クトゥルは二人を見た後フツバの方を見て一度鼻で笑う。
「何?俺の顔そんな面白い?一応変顔してるつもりはないんだけど」
「いや、そんな女二人を連れているなんて甘ったれた心だと思っただけだ」
より二人の視線が鋭くなるがあの十空の前で煽ることのできるクトゥルからすればこんなのはなんでもない。
そんな二人の態度とは反対に表情を微笑んだ状態から変えないフツバ。
「ま、明日明日。今どうこう言い合ったって何にもならんしね。ね、霊装楽しみにしてるよ!じゃね。青年」
フツバはこれといって緊張感を見せない。
これ以上言うことのないクトゥルは追うことはしない。
「なんでフツバあんなこと言われてんのに怒んないのよ⁉︎」
「そうですよ⁉︎」
女性二人からさっきの態度のことを怒られる。
「ん〜。まぁ、そんなことは置いといてさ、思わなかった?」
フツバが答えをぼかし話を切り替える。
二人の意識もフツバの話の入りに向く。
「何がよ?」
「え、俺最後にさ、青髪のアイツに向かって『青』年って言ったんだぜ。青と青。
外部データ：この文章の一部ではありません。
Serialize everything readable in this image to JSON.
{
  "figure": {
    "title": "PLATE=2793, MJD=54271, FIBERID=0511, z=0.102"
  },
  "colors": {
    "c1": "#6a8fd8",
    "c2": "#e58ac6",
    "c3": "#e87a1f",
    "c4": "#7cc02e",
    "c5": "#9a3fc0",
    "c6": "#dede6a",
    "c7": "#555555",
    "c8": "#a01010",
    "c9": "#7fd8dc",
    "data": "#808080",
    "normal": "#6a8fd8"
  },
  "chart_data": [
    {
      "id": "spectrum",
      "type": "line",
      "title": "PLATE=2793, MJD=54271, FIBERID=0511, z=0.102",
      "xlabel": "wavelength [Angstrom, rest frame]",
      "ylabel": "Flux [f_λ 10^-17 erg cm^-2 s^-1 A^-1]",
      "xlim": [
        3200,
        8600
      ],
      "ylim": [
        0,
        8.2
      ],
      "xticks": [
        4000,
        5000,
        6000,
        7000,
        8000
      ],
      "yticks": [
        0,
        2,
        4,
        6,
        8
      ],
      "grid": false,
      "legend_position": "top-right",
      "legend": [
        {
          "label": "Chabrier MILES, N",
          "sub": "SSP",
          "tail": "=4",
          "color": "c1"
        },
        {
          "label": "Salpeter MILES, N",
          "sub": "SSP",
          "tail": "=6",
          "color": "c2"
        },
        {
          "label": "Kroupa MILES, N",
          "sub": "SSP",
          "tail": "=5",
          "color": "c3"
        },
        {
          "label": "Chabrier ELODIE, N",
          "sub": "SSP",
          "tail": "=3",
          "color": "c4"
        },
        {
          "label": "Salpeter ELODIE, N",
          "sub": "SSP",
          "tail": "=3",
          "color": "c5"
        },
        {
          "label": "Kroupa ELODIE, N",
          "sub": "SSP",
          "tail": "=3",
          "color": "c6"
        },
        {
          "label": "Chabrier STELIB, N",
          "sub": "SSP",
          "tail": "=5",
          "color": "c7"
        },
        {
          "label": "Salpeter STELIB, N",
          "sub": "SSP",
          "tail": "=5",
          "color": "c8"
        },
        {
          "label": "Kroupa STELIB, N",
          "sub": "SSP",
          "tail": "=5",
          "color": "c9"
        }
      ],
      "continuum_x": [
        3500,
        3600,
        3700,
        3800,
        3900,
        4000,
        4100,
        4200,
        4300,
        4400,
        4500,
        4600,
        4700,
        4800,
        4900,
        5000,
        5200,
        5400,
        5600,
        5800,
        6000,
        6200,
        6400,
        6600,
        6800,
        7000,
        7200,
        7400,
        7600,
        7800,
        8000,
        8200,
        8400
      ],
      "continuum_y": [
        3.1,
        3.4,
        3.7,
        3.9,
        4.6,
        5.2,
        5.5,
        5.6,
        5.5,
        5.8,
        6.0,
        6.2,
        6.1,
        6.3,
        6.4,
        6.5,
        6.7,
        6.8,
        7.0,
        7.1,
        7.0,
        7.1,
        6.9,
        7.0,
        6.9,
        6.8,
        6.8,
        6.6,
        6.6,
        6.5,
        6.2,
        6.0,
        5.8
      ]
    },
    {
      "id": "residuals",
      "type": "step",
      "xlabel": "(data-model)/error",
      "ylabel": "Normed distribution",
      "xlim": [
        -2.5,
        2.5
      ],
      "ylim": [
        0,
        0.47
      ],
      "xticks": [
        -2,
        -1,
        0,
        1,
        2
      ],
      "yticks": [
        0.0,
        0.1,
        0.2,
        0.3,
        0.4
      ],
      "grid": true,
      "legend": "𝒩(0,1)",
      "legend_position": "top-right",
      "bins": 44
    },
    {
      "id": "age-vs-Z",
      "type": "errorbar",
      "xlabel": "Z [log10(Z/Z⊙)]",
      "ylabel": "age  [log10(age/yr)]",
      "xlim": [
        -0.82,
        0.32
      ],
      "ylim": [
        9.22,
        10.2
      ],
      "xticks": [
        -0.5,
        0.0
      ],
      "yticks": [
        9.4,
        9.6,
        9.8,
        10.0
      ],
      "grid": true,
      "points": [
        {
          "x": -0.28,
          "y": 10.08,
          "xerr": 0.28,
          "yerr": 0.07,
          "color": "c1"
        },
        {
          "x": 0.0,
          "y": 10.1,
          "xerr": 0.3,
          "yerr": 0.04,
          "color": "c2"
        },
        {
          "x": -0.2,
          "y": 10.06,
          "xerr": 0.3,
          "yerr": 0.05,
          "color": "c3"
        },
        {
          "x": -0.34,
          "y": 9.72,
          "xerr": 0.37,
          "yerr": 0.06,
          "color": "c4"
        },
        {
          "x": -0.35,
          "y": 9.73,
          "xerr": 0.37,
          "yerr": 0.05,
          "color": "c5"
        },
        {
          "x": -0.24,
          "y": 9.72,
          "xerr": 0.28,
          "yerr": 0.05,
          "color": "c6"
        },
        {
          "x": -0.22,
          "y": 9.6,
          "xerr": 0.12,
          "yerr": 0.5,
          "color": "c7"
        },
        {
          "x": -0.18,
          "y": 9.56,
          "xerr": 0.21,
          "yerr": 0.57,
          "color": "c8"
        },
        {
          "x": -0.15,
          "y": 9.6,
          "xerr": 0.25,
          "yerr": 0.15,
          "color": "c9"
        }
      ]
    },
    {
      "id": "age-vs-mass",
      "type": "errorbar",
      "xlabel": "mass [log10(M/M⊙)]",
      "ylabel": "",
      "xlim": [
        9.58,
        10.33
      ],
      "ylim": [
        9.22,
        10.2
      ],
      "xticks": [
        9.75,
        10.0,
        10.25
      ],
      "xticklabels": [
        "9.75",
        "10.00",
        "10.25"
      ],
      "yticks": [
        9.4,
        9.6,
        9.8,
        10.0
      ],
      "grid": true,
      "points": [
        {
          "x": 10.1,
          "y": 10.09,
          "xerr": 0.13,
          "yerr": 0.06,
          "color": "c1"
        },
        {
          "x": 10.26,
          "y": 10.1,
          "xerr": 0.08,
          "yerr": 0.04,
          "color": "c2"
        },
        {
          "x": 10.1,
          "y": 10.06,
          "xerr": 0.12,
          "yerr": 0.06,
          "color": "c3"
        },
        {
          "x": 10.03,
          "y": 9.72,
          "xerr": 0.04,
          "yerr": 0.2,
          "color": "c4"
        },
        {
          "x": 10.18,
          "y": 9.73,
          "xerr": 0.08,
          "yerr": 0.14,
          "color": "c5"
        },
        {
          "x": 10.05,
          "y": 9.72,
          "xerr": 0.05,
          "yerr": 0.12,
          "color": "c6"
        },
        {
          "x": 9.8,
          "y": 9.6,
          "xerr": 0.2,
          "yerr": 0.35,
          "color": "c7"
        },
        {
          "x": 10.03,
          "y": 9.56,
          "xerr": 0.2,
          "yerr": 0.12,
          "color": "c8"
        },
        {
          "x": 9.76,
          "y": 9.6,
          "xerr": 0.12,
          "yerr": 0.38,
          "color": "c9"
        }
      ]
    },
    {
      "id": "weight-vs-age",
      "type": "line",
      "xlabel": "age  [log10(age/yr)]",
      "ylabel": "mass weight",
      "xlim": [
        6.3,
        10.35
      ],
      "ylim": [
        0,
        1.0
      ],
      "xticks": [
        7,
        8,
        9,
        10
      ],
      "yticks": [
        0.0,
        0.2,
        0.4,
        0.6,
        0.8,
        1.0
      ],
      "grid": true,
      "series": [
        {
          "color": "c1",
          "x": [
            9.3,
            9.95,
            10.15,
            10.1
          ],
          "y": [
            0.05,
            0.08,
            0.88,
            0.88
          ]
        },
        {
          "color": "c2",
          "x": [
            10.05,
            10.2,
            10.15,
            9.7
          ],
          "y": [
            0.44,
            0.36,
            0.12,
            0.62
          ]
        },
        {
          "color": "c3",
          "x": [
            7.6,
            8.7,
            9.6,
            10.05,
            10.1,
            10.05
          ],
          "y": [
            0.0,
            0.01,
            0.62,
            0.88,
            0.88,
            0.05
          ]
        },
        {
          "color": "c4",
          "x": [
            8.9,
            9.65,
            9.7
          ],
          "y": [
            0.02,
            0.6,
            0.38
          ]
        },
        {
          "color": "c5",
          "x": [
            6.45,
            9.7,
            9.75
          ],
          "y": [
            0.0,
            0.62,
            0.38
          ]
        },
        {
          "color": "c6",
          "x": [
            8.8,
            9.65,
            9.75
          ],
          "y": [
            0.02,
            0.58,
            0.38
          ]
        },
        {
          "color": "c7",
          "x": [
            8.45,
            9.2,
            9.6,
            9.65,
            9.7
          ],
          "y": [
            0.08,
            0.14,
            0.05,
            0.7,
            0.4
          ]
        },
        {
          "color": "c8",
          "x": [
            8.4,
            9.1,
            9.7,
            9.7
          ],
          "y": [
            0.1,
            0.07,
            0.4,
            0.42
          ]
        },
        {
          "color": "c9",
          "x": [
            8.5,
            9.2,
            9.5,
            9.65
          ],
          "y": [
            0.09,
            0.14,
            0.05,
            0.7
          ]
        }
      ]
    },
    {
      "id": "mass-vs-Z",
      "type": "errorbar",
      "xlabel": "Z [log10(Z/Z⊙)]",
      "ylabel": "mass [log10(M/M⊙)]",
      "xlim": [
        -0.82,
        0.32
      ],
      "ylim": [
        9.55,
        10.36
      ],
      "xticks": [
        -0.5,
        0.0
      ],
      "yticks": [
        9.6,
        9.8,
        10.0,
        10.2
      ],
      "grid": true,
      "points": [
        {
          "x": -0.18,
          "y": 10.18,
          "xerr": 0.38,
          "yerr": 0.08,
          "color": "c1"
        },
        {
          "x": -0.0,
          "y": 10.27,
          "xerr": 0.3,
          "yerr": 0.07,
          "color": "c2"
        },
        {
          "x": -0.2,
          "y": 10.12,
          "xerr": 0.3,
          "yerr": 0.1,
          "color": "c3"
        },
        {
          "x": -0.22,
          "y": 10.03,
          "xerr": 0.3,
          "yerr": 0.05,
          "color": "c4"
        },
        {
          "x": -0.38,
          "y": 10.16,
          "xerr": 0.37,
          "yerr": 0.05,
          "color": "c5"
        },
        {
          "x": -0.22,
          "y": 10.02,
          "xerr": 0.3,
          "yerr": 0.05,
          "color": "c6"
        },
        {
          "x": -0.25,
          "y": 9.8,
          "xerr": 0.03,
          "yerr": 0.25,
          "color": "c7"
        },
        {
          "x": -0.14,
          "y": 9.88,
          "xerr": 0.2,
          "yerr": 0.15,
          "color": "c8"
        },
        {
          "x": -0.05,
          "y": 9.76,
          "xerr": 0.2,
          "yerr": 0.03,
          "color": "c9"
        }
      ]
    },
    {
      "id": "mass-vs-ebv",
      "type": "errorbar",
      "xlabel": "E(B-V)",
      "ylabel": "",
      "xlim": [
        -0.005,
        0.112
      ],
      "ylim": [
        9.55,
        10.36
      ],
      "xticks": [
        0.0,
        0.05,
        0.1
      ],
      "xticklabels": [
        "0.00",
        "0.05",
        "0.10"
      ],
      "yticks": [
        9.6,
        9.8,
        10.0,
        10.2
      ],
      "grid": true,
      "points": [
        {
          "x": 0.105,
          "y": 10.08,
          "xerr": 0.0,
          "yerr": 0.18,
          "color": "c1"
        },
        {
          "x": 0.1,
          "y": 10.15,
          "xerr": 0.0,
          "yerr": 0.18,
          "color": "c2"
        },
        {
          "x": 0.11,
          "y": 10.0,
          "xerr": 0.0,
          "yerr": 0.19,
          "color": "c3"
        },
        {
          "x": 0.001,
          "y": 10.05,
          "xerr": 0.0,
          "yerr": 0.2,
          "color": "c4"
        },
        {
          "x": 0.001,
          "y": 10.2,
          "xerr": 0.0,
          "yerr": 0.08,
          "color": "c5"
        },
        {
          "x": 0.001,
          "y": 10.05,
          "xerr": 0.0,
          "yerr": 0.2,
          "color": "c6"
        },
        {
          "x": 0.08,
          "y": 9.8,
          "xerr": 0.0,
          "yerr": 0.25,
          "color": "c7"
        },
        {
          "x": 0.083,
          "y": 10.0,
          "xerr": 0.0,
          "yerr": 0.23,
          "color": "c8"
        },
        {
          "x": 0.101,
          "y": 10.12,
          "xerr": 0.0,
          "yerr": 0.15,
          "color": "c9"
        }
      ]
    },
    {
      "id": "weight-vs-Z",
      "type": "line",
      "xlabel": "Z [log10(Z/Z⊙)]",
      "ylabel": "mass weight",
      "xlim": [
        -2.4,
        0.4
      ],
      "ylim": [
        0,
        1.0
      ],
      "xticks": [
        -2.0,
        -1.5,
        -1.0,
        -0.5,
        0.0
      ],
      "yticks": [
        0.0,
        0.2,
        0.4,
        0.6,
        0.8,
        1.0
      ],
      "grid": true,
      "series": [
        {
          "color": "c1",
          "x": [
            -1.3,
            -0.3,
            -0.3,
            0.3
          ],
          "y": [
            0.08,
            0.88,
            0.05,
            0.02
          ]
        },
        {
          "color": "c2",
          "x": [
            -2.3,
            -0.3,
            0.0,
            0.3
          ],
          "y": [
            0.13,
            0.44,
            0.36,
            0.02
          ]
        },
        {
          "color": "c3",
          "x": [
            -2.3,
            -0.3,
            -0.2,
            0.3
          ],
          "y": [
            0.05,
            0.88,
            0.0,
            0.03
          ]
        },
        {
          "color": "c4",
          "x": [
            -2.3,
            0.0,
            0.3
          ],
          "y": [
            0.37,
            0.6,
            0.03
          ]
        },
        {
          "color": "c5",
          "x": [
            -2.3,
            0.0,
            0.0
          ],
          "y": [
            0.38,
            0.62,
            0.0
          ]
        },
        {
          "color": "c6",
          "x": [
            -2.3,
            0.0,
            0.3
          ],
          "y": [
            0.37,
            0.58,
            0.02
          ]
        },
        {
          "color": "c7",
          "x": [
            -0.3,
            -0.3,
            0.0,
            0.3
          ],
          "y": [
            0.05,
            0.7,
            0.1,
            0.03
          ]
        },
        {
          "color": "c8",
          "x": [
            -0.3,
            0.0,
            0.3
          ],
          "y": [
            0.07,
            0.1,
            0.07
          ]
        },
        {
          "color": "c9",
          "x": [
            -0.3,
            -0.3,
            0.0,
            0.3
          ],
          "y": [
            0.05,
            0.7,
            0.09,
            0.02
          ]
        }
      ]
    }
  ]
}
上手くないか?」
二人からしょうもないとあしらわれる筈だったこの冗談。
「どこに青がはいってんのよ?」
「はい?」
嘘とか冗談とかそんなのではなく聞いている真剣な顔。
「だって青髪とセイネンでしょ。セイネンの方のどこに青が入ってんのよ」
「あそっか。やっぱ何でもない」
「え、どこに?」
「もう、いいって言ってんだろ!」
「ねぇ、どこどこどこどこ?」
「うっさい!」
「フツバさん、どこに入ってるんですか」
まるでフツバが間違った事を言ったかのようなこの二人の態度は気に入らないが仕方のない事だ。
「普通に萎えたわ」
久しぶりのこの言葉の壁に明日までテンションが下がるフツバだった。